Auch die ständige Konfrontation mit negativen Stereotypen und Vorurteilen beeinträchtigt laut der Expertise des Zentrums für Türkeistudien und Integrationsforschung das Selbstwertgefühl und kann zu geringeren kognitiven Leistungen führen. Vor allem im Bildungsbereich könne dann eine „selbsterfüllende Prophezeiung“ eintreten: Die Sorge davor, mit schlechten Leistungen Klischees über die eigene Gruppe zu bestätigen, beeinflusse die Leistung in negativer Weise.

Ausgrenzung und Benachteiligung erhöhen auf der einen Seite die Gefahr der Gewaltbereitschaft, können sich aber auch negativ auf die Gesundheit auswirken. „Es konnte anhand einer repräsentativen Stichprobe erstmals für Deutschland gezeigt werden, daß die wahrgenommene Diskriminierung einen Einfluß auf die psychische und körperliche Gesundheit von MigrantInnen hat“, unterstreichen Ulrike Igel, Elmar Brähler und Gesine Grande in ihrem Sammlungsbeitrag. „Der Einfluß von Diskriminierungserfahrungen auf die Gesundheit von MigrantInnen.“





„Migration fair gestalten“

Ein Meilenstein der Bertelsmann-Stiftung ist das Projekt „Migration fair gestalten“. Damit möchte die Stiftung wichtige Impulse setzen. Angesichts der „verstärkten Zuwanderung von Flüchtlingen, des anhaltenden Fachkräftebedarfs und der steigenden Migrationsskepsis in der Bevölkerung“ gelte es die Arbeitsmigration besser zu steuern, die Willkommenskultur gegenüber allen Einwanderern zu fördern, eine effektive Aufnahmeinfrastruktur in Deutschland weiterzuentwickeln. Darüber hinaus müßten die Überforderung des europäischen Asylsystems behoben und die Zusammenarbeit mit den Herkunftsländern der Migrationsströme von morgen im Sinne des Triple-Win-Ansatzes aufgestellt werden. Vor allem sei es wichtig, die Offenheit der Gesellschaft für Einwanderung  zu stärken: „Die Offenheit der Gesellschaft muß sich darin widerspiegeln, daß sie Einwanderern auf Augenhöhe begegnet und ihnen in keinem Gesellschaftsbereich die Teilhabe erschwert oder vorenthält.
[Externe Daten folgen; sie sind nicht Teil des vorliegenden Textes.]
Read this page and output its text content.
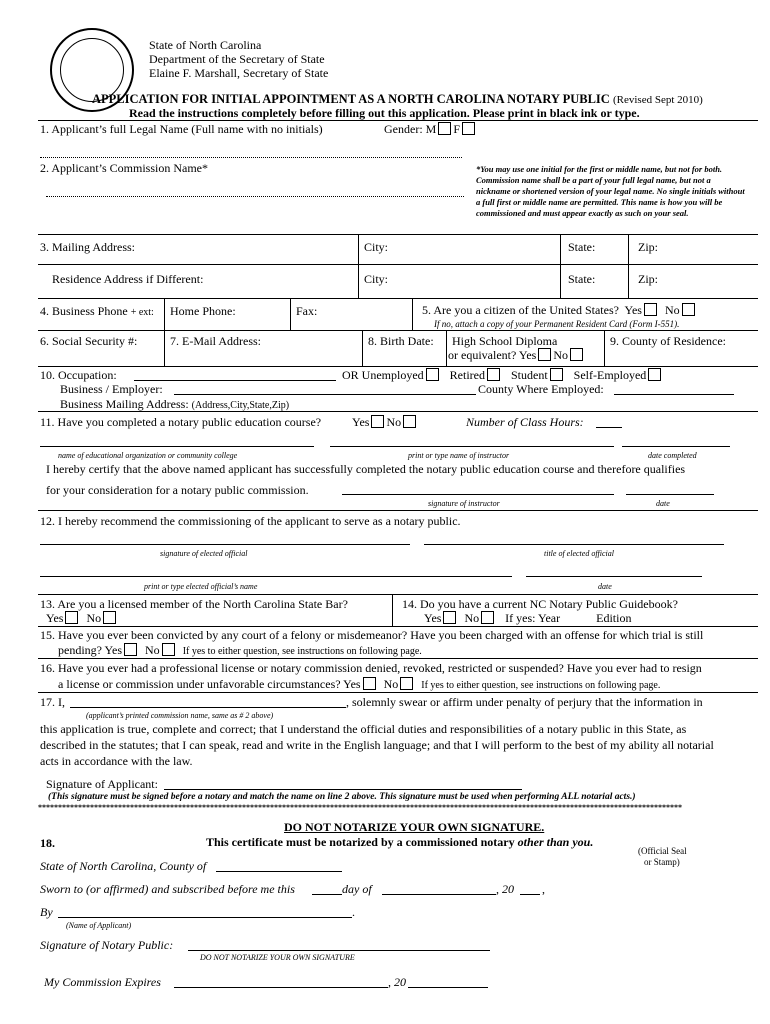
State of North Carolina
Department of the Secretary of State
Elaine F. Marshall, Secretary of State
APPLICATION FOR INITIAL APPOINTMENT AS A NORTH CAROLINA NOTARY PUBLIC (Revised Sept 2010)
Read the instructions completely before filling out this application. Please print in black ink or type.
1. Applicant’s full Legal Name (Full name with no initials)	Gender: M F
2. Applicant’s Commission Name*	*You may use one initial for the first or middle name, but not for both. Commission name shall be a part of your full legal name, but not a nickname or shortened version of your legal name. No single initials without a full first or middle name are permitted. This name is how you will be commissioned and must appear exactly as such on your seal.
3. Mailing Address:	City:	State:	Zip:
Residence Address if Different:	City:	State:	Zip:
4. Business Phone + ext: Home Phone:	Fax:	5. Are you a citizen of the United States? Yes No
If no, attach a copy of your Permanent Resident Card (Form I-551).
6. Social Security #:	7. E-Mail Address:	8. Birth Date: High School Diploma
or equivalent? Yes No
9. County of Residence:
10. Occupation:	OR Unemployed Retired Student Self-Employed
Business / Employer:	County Where Employed:
Business Mailing Address: (Address,City,State,Zip)
11. Have you completed a notary public education course?	Yes No	Number of Class Hours:
name of educational organization or community college	print or type name of instructor	date completed
I hereby certify that the above named applicant has successfully completed the notary public education course and therefore qualifies
for your consideration for a notary public commission.
signature of instructor	date
12. I hereby recommend the commissioning of the applicant to serve as a notary public.
signature of elected official	title of elected official
print or type elected official’s name	date
13. Are you a licensed member of the North Carolina State Bar?
Yes No
14. Do you have a current NC Notary Public Guidebook?
Yes No If yes: Year	Edition
15. Have you ever been convicted by any court of a felony or misdemeanor? Have you been charged with an offense for which trial is still
pending? Yes No If yes to either question, see instructions on following page.
16. Have you ever had a professional license or notary commission denied, revoked, restricted or suspended? Have you ever had to resign
a license or commission under unfavorable circumstances? Yes No If yes to either question, see instructions on following page.
17. I,	, solemnly swear or affirm under penalty of perjury that the information in
(applicant’s printed commission name, same as # 2 above)
this application is true, complete and correct; that I understand the official duties and responsibilities of a notary public in this State, as described in the statutes; that I can speak, read and write in the English language; and that I will perform to the best of my ability all notarial acts in accordance with the law.
Signature of Applicant:
(This signature must be signed before a notary and match the name on line 2 above. This signature must be used when performing ALL notarial acts.)
*****************************************************************************************************************************************************************
DO NOT NOTARIZE YOUR OWN SIGNATURE.
18.	This certificate must be notarized by a commissioned notary other than you.
(Official Seal
or Stamp)
State of North Carolina, County of
Sworn to (or affirmed) and subscribed before me this	day of	, 20 ,
By	.
(Name of Applicant)
Signature of Notary Public:
DO NOT NOTARIZE YOUR OWN SIGNATURE
My Commission Expires	, 20
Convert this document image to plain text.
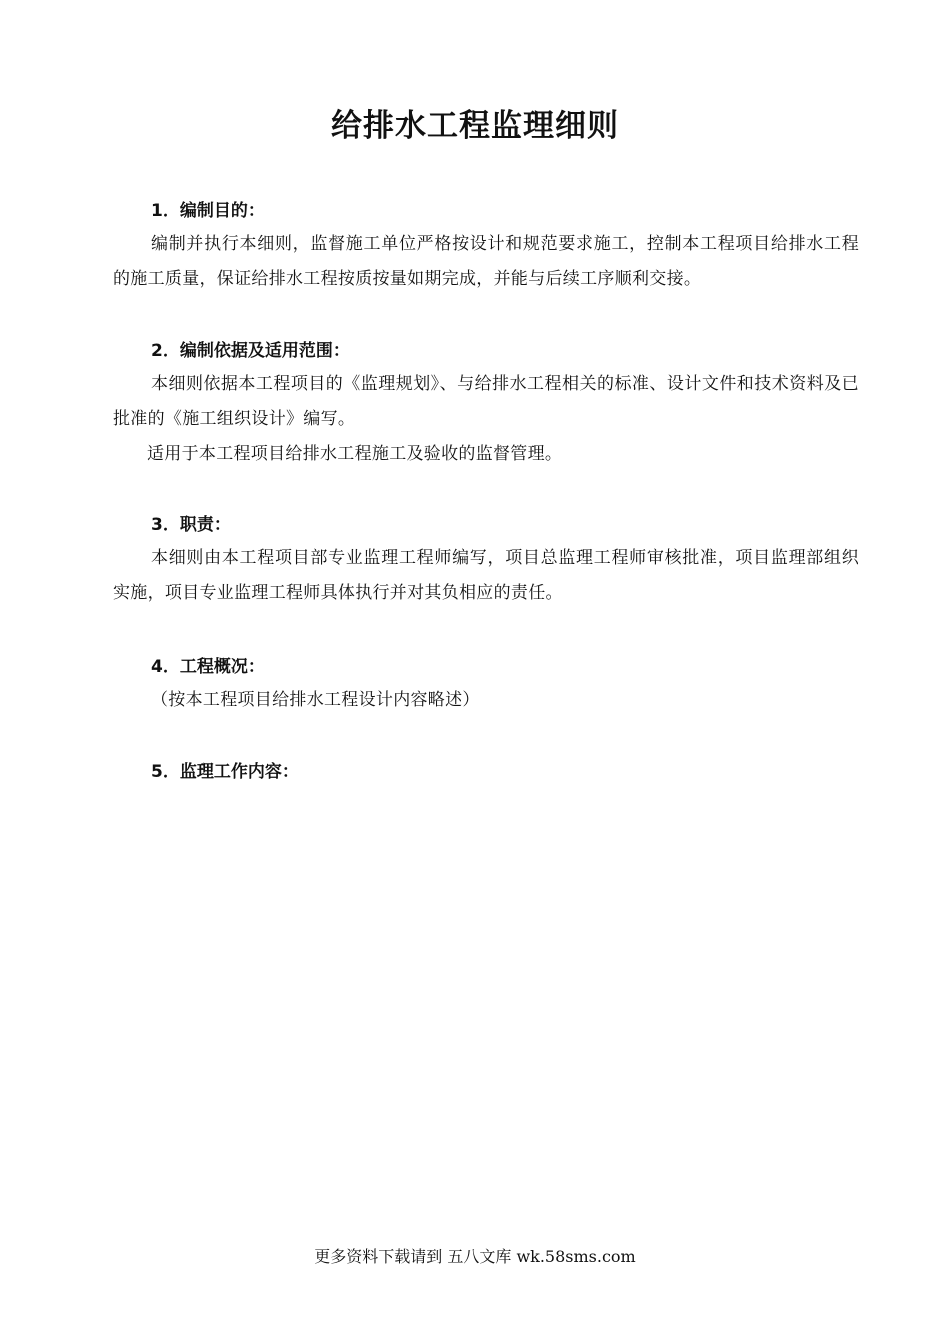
给排水工程监理细则
1．编制目的：

编制并执行本细则，监督施工单位严格按设计和规范要求施工，控制本工程项目给排水工程的施工质量，保证给排水工程按质按量如期完成，并能与后续工序顺利交接。

2．编制依据及适用范围：

本细则依据本工程项目的《监理规划》、与给排水工程相关的标准、设计文件和技术资料及已批准的《施工组织设计》编写。

适用于本工程项目给排水工程施工及验收的监督管理。

3．职责：

本细则由本工程项目部专业监理工程师编写，项目总监理工程师审核批准，项目监理部组织实施，项目专业监理工程师具体执行并对其负相应的责任。

4．工程概况：

（按本工程项目给排水工程设计内容略述）

5．监理工作内容：

更多资料下载请到 五八文库 wk.58sms.com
Deutschland muß fit für Vielfalt werden.“ Die Bertelsmann-Stiftung ist neben der Stiftung Mercator, der Volkswagen-Stiftung, der Freudenberg-Stiftung, Robert-Bosch-Stiftung, dem Stifterverband für die Deutsche Wissenschaft und der Vodafone-Stiftung Deutschland Mitglied im „Sachverständigenrat deutscher Stiftungen für Integration und Migration“ (SVR). Dessen Vorsitzender, Thomas Bauer, lobte den am 19. Dezember in New York ratifizierten UN-Migrationspakt als „großen diplomatischen Erfolg“ und als ein „wichtiges politisches Signal“.